CAM Benefit Structures

Since 1983, all private health insurance companies in Washington State were required to have a chiropractic benefit.11 The law mandating that all commercial health insurance companies cover the services provided by every category of licensed provider was implemented in 1996 and required that private health insurance companies include access to all categories of licensed providers in private insurance products.10 In 2000, the ability to self-refer for chiropractic care was also mandated.19 The history of these benefits has been extensively described.20 Company A created a list of medical conditions for which the scientific data provided strongest support for CAM use, including chronic pain syndromes for acupuncture, back pain for massage, and selected medical conditions for naturopathy. Enrollees were required to obtain a referral from a primary care physician (except chiropractic, for which enrollees could self-refer for the first 10 visits), and some visit limits were established by type of service.

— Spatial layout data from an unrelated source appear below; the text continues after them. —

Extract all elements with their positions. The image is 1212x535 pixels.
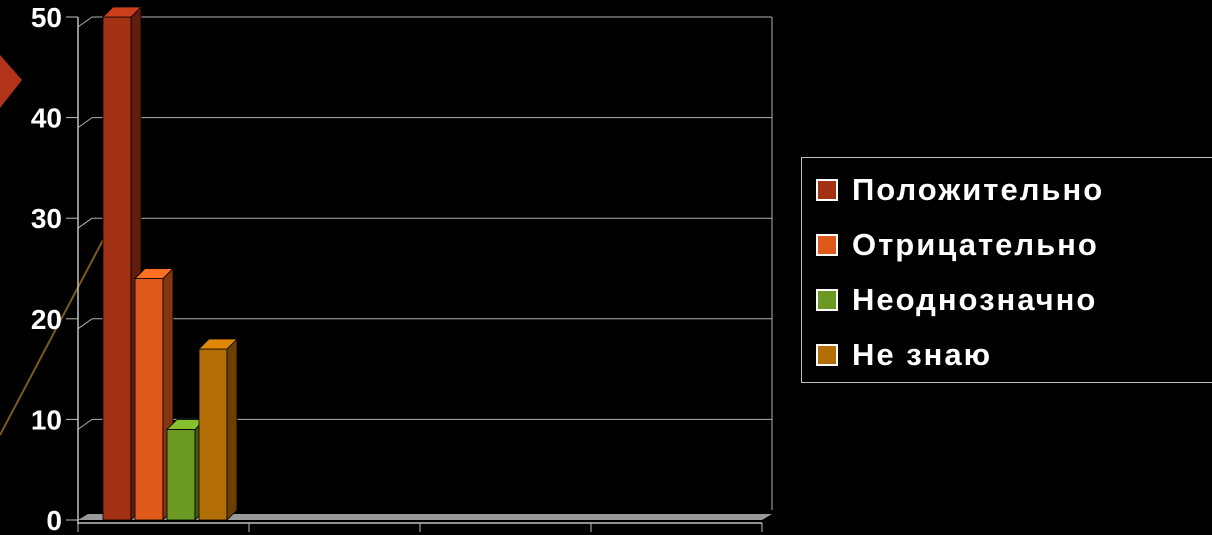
axes — [77, 17, 763, 532]
legend-label-1: Положительно — [852, 172, 1105, 207]
floor-plane — [78, 514, 772, 520]
decoration-arrow — [0, 55, 22, 108]
bars — [102, 6, 238, 521]
gridline-wall-50 — [77, 16, 93, 28]
legend-item-4: Не знаю — [816, 335, 992, 375]
legend-swatch-3 — [816, 289, 838, 311]
gridline-wall-30 — [77, 217, 93, 229]
decoration-line — [0, 239, 104, 436]
bar-front-3 — [166, 429, 196, 521]
gridline-wall-20 — [77, 318, 93, 330]
bar-1 — [102, 6, 142, 521]
bar-top-2 — [134, 268, 174, 279]
bar-top-1 — [102, 6, 142, 18]
legend-item-2: Отрицательно — [816, 225, 1099, 265]
legend: Положительно Отрицательно Неоднозначно Н… — [801, 157, 1212, 383]
legend-swatch-4 — [816, 344, 838, 366]
legend-item-1: Положительно — [816, 170, 1104, 210]
bar-front-1 — [102, 16, 132, 521]
chart-floor — [78, 514, 772, 520]
y-tick-label-20: 20 — [31, 304, 62, 335]
y-tick-labels: 0 10 20 30 40 50 — [31, 2, 78, 535]
bar-front-4 — [198, 348, 228, 521]
bar-4 — [198, 338, 238, 521]
y-tick-label-0: 0 — [46, 505, 62, 535]
bar-front-2 — [134, 278, 164, 521]
legend-swatch-1 — [816, 179, 838, 201]
legend-label-4: Не знаю — [852, 337, 993, 372]
legend-item-3: Неоднозначно — [816, 280, 1097, 320]
gridline-wall-10 — [77, 418, 93, 430]
bar-side-4 — [226, 338, 238, 521]
y-tick-label-50: 50 — [31, 2, 62, 33]
y-tick-label-30: 30 — [31, 203, 62, 234]
legend-label-3: Неоднозначно — [852, 282, 1098, 317]
legend-swatch-2 — [816, 234, 838, 256]
bar-top-4 — [198, 338, 238, 350]
y-tick-label-10: 10 — [31, 404, 62, 435]
legend-label-2: Отрицательно — [852, 227, 1099, 262]
y-tick-label-40: 40 — [31, 103, 62, 134]
gridline-wall-40 — [77, 117, 93, 129]
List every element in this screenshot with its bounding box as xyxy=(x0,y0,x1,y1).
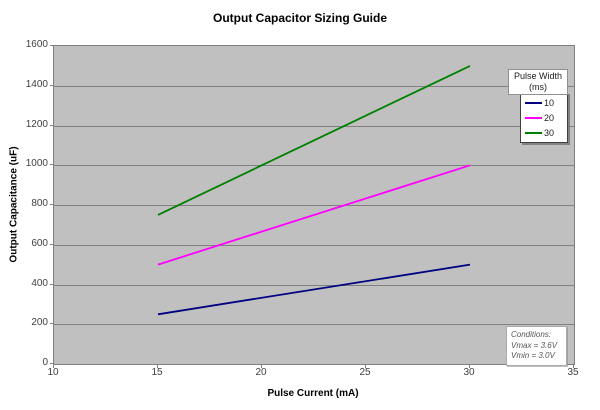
y-tick-label: 200 xyxy=(31,317,48,329)
series-line-20ms xyxy=(157,164,471,266)
legend-line-swatch xyxy=(525,116,542,119)
conditions-label: Conditions: xyxy=(511,330,552,339)
x-tick-label: 10 xyxy=(47,367,59,378)
series-line-30ms xyxy=(157,65,471,216)
y-tick-mark xyxy=(50,363,54,364)
x-tick-mark xyxy=(157,364,158,368)
x-tick-label: 20 xyxy=(255,367,267,378)
legend-line-swatch xyxy=(525,131,542,134)
conditions-vmin: Vmin = 3.0V xyxy=(511,351,555,360)
plot-area xyxy=(53,45,575,365)
y-tick-label: 400 xyxy=(31,277,48,289)
legend-entry: 10 xyxy=(521,95,567,110)
y-tick-mark xyxy=(50,244,54,245)
x-tick-label: 35 xyxy=(567,367,579,378)
y-tick-mark xyxy=(50,323,54,324)
gridline xyxy=(54,324,574,325)
y-tick-mark xyxy=(50,125,54,126)
y-tick-label: 0 xyxy=(42,357,48,368)
x-axis-title: Pulse Current (mA) xyxy=(267,388,359,399)
x-tick-mark xyxy=(53,364,54,368)
gridline xyxy=(54,165,574,166)
y-tick-label: 600 xyxy=(31,237,48,249)
legend-title-line2: (ms) xyxy=(529,82,547,92)
y-tick-mark xyxy=(50,164,54,165)
y-tick-label: 1400 xyxy=(25,78,48,90)
x-tick-label: 25 xyxy=(359,367,371,378)
conditions-vmax: Vmax = 3.6V xyxy=(511,340,558,350)
y-tick-label: 800 xyxy=(31,198,48,209)
legend-entry-label: 20 xyxy=(544,112,555,123)
x-tick-mark xyxy=(261,364,262,368)
legend-entry-label: 10 xyxy=(544,97,555,108)
y-tick-label: 1000 xyxy=(25,158,48,170)
legend-line-swatch xyxy=(525,101,542,104)
y-tick-label: 1600 xyxy=(25,39,48,50)
gridline xyxy=(54,126,574,127)
gridline xyxy=(54,205,574,206)
legend-title: Pulse Width (ms) xyxy=(508,69,568,95)
x-tick-label: 15 xyxy=(151,367,163,378)
gridline xyxy=(54,285,574,286)
chart-title: Output Capacitor Sizing Guide xyxy=(213,11,387,25)
legend: 10 20 30 xyxy=(520,92,568,143)
legend-entry-label: 30 xyxy=(544,127,555,138)
x-tick-mark xyxy=(469,364,470,368)
x-tick-mark xyxy=(573,364,574,368)
y-tick-mark xyxy=(50,45,54,46)
y-tick-label: 1200 xyxy=(25,118,48,130)
gridline xyxy=(54,245,574,246)
series-line-10ms xyxy=(157,263,471,316)
x-tick-mark xyxy=(365,364,366,368)
gridline xyxy=(54,86,574,87)
legend-title-line1: Pulse Width xyxy=(513,71,563,81)
y-tick-mark xyxy=(50,85,54,86)
x-tick-label: 30 xyxy=(463,367,475,378)
y-tick-mark xyxy=(50,284,54,285)
data-lines xyxy=(157,65,471,316)
legend-entry: 20 xyxy=(521,110,567,125)
conditions-annotation: Conditions: Vmax = 3.6V Vmin = 3.0V xyxy=(506,326,567,366)
legend-entry: 30 xyxy=(521,125,567,140)
y-tick-mark xyxy=(50,204,54,205)
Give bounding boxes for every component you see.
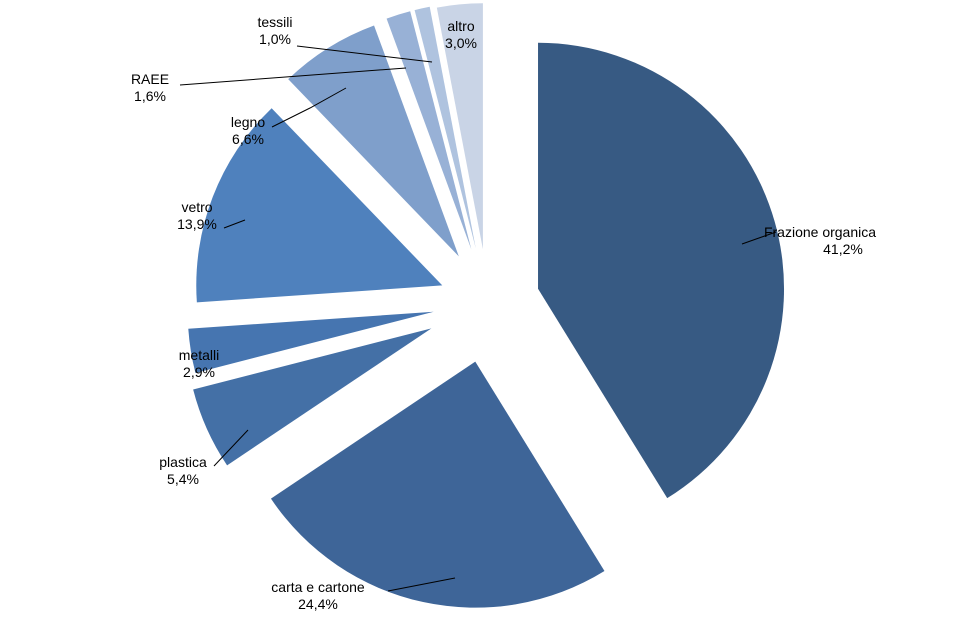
leader-line-legno: [271, 87, 347, 128]
slice-label-value: 41,2%: [823, 241, 863, 257]
slice-plastica: [193, 328, 432, 466]
slice-label-value: 5,4%: [167, 471, 199, 487]
pie-slices: [188, 3, 785, 608]
slice-label-value: 2,9%: [183, 364, 215, 380]
slice-label-name: vetro: [181, 199, 212, 215]
slice-label-name: Frazione organica: [764, 224, 876, 240]
leader-line-vetro: [223, 219, 246, 229]
leader-lines: [179, 45, 777, 592]
slice-label-name: altro: [447, 18, 474, 34]
slice-carta-e-cartone: [270, 361, 605, 608]
slice-legno: [288, 25, 459, 257]
leader-line-carta-e-cartone: [387, 577, 456, 592]
slice-label-name: plastica: [159, 454, 207, 470]
slice-frazione-organica: [538, 42, 785, 499]
slice-label-name: metalli: [179, 347, 219, 363]
slice-label-value: 3,0%: [445, 35, 477, 51]
leader-line-raee: [179, 67, 407, 86]
leader-line-frazione-organica: [741, 231, 777, 245]
slice-label-value: 6,6%: [232, 131, 264, 147]
slice-vetro: [196, 108, 443, 303]
leader-line-tessili: [296, 45, 433, 63]
slice-altro: [436, 3, 483, 250]
slice-label-name: carta e cartone: [271, 579, 365, 595]
slice-label-name: tessili: [257, 14, 292, 30]
slice-label-name: RAEE: [131, 71, 169, 87]
slice-label-name: legno: [231, 114, 265, 130]
slice-label-value: 13,9%: [177, 216, 217, 232]
leader-line-plastica: [213, 429, 249, 467]
slice-label-value: 1,6%: [134, 88, 166, 104]
slice-label-value: 1,0%: [259, 31, 291, 47]
slice-label-value: 24,4%: [298, 596, 338, 612]
slice-tessili: [414, 6, 476, 249]
slice-metalli: [188, 311, 434, 373]
slice-raee: [386, 11, 472, 250]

Visit limits could be increased based on the primary care provider's recommendation. Massage for fibromyalgia was originally included but was excluded in 1998. By 2002, companies B and C had extended the CAM benefit to all product lines, using cost sharing similar to that of conventional medical services. Massage was treated like a rehabilitation benefit, with visit limits and primary care provider referral requirements.

Population and Sample

The 3 companies that participated covered approximately 75% of western Washington State's private insurance market. More than 600 000 enrollees met the study inclusion criteria. Table 1 summarizes the characteristics of the study population and the prevalence of CAM claims. Subjects were 53.3% female, 57.0% were older than 40 years, and 73.1% lived in counties with a population greater than 400 000. Health maintenance organization coverage was the most common (41.1%), followed by PPO coverage (38.5%), and POS coverage (20.4%). The study population was composed of 24.9% low utilizers (RUBs 0-1) and 12.0% high utilizers (RUBs 4-5). The percentage of enrollees with claims was 83.4%. Overall, 13.7% of enrollees made CAM claims as follows: 1.3% of enrollees had claims for acupuncture, 1.6% for naturopathy, 2.4% for massage, and 10.9% for chiropractic. United States survey data from privately insured people in 2002 showed that 1.2% used acupuncture, 0.3% used naturopathy, 6.5% used massage, and 8.4% used chiropractic.18 As in Washington State, US CAM use was greater for enrollees in PPO (16.3%) and POS (16.8%) products than in HMOs (10.9%).